In below Twitter thread, he outlined his reasons for holding on to his punk, many of them being related in some ways to his “reputational capital”. At any rate, this is a powerful manifestation of the clientele effect where @richerd held on to a highly illiquid asset based on his (arguably very) long expected holding period.
To come up with an estimate of the liquidity premium for NFTs, let’s go back to the table from earlier that summarizes the bid-ask spreads and the liquidity premiums associated with various financial asset classes. When we visualize the liquidity premium by asset class, we can clearly see in chart below that the clientele effect is at play. Sorting asset classes from left to right by the degree of ease to trade them with the most liquid sectors on the far left and small-cap restricted stocks (a proxy for seed level VC today), the most illiquid asset class, on the far right, we can see that the liquidity premium increases with the degree of illiquidity, but at an increasingly slower pace. “Connecting the dots” and extrapolating for NFTs can then give us an idea of this sector’s liquidity premium. With this we can see that the liquidity premium for NFTs amounts to 40%.
A $3bn Annual Tailwind
With this insight, we are not saying anything about which direction the NFT market will be heading, or by how much it will grow over a certain period. But what we can do is to make an all-else equal statement. As NFTs become more common-place and more participants buy and sell their JPEGs on more and more available trading and fractionalization platforms, trading frictions will be successively removed and the liquidity and transparency in this sector will naturally increase. The upside of this evolution is a natural tailwind of a potentially 40% upside in NFT valuations as they are transacted as of today.

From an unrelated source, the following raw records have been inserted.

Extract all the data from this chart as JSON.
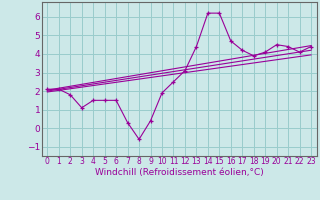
{
  "xlabel": "Windchill (Refroidissement éolien,°C)",
  "bg_color": "#cce8e8",
  "grid_color": "#99cccc",
  "line_color": "#990099",
  "spine_color": "#666666",
  "xlim": [
    -0.5,
    23.5
  ],
  "ylim": [
    -1.5,
    6.8
  ],
  "yticks": [
    -1,
    0,
    1,
    2,
    3,
    4,
    5,
    6
  ],
  "xticks": [
    0,
    1,
    2,
    3,
    4,
    5,
    6,
    7,
    8,
    9,
    10,
    11,
    12,
    13,
    14,
    15,
    16,
    17,
    18,
    19,
    20,
    21,
    22,
    23
  ],
  "series1_x": [
    0,
    1,
    2,
    3,
    4,
    5,
    6,
    7,
    8,
    9,
    10,
    11,
    12,
    13,
    14,
    15,
    16,
    17,
    18,
    19,
    20,
    21,
    22,
    23
  ],
  "series1_y": [
    2.1,
    2.1,
    1.8,
    1.1,
    1.5,
    1.5,
    1.5,
    0.3,
    -0.6,
    0.4,
    1.9,
    2.5,
    3.1,
    4.4,
    6.2,
    6.2,
    4.7,
    4.2,
    3.9,
    4.1,
    4.5,
    4.4,
    4.1,
    4.4
  ],
  "series2_x": [
    0,
    23
  ],
  "series2_y": [
    2.05,
    4.45
  ],
  "series3_x": [
    0,
    23
  ],
  "series3_y": [
    2.0,
    4.2
  ],
  "series4_x": [
    0,
    23
  ],
  "series4_y": [
    1.95,
    3.95
  ],
  "xlabel_color": "#990099",
  "xlabel_fontsize": 6.5,
  "tick_fontsize_x": 5.5,
  "tick_fontsize_y": 6.5
}
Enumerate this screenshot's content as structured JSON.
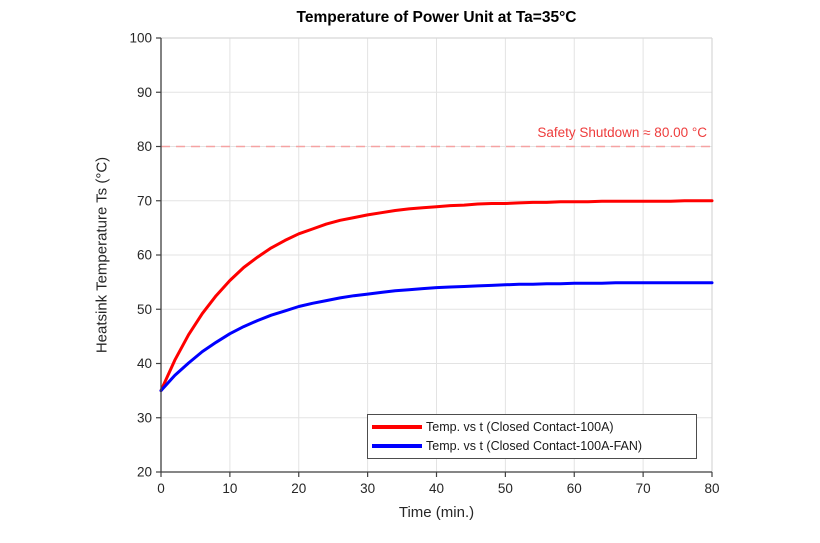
{
  "chart_data": {
    "type": "line",
    "title": "Temperature of Power Unit at Ta=35°C",
    "xlabel": "Time (min.)",
    "ylabel": "Heatsink Temperature Ts (°C)",
    "xlim": [
      0,
      80
    ],
    "ylim": [
      20,
      100
    ],
    "xticks": [
      0,
      10,
      20,
      30,
      40,
      50,
      60,
      70,
      80
    ],
    "yticks": [
      20,
      30,
      40,
      50,
      60,
      70,
      80,
      90,
      100
    ],
    "grid": true,
    "legend_position": "bottom-right",
    "x": [
      0,
      2,
      4,
      6,
      8,
      10,
      12,
      14,
      16,
      18,
      20,
      22,
      24,
      26,
      28,
      30,
      32,
      34,
      36,
      38,
      40,
      42,
      44,
      46,
      48,
      50,
      52,
      54,
      56,
      58,
      60,
      62,
      64,
      66,
      68,
      70,
      72,
      74,
      76,
      78,
      80
    ],
    "series": [
      {
        "name": "Temp. vs t (Closed Contact-100A)",
        "color": "#ff0000",
        "line_width": 3,
        "values": [
          35.0,
          40.6,
          45.3,
          49.2,
          52.5,
          55.3,
          57.7,
          59.6,
          61.3,
          62.7,
          63.9,
          64.8,
          65.7,
          66.4,
          66.9,
          67.4,
          67.8,
          68.2,
          68.5,
          68.7,
          68.9,
          69.1,
          69.2,
          69.4,
          69.5,
          69.5,
          69.6,
          69.7,
          69.7,
          69.8,
          69.8,
          69.8,
          69.9,
          69.9,
          69.9,
          69.9,
          69.9,
          69.9,
          70.0,
          70.0,
          70.0
        ]
      },
      {
        "name": "Temp. vs t (Closed Contact-100A-FAN)",
        "color": "#0000ff",
        "line_width": 3,
        "values": [
          35.0,
          37.8,
          40.1,
          42.2,
          43.9,
          45.5,
          46.8,
          47.9,
          48.9,
          49.7,
          50.5,
          51.1,
          51.6,
          52.1,
          52.5,
          52.8,
          53.1,
          53.4,
          53.6,
          53.8,
          54.0,
          54.1,
          54.2,
          54.3,
          54.4,
          54.5,
          54.6,
          54.6,
          54.7,
          54.7,
          54.8,
          54.8,
          54.8,
          54.9,
          54.9,
          54.9,
          54.9,
          54.9,
          54.9,
          54.9,
          54.9
        ]
      }
    ],
    "threshold": {
      "value": 80,
      "label": "Safety Shutdown ≈ 80.00 °C",
      "line_color": "#f5a3a3",
      "label_color": "#ee3c3c",
      "style": "dashed"
    }
  },
  "colors": {
    "background": "#ffffff",
    "axis": "#3f3f3f",
    "box": "#d7d7d7",
    "grid": "#e3e3e3",
    "tick_label": "#262626",
    "legend_border": "#4d4d4d",
    "legend_bg": "#ffffff"
  }
}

It’s hard to justify that NFTs will ever be as liquid as the Fixed Income markets. However, it’s not out of the ordinary to assume that NFTs will eventually be transacting at comparable levels as illiquid small-cap stocks back in the 1960s-70s. That would still amount to a liquidity premium of 30% (40% for NFTs minus 10% for small-caps). With close to $10bn NFTs traded volume on OpenSea in 2021 so far, a 30% liquidity premium priced into the sector amounts to $3bn. Not bad for a collection of JPEGs.
- Amihud, Mendelson, Pederson, Liquidity and Asset Prices, Foundations and Trends in Finance, 2005 (https://pages.stern.nyu.edu/~lpederse/papers/LiquidityAssetPricing.pdf)
- Dune Analytics (https://dune.xyz/rchen8/opensea)
- Jud et al., Price Spreads and Residential Housing Market Liquidity, Journal of Real Estate Finance and Economics, 1995.
- Market Wizards, Interviews with Top Traders, Jack Schwager, 2012.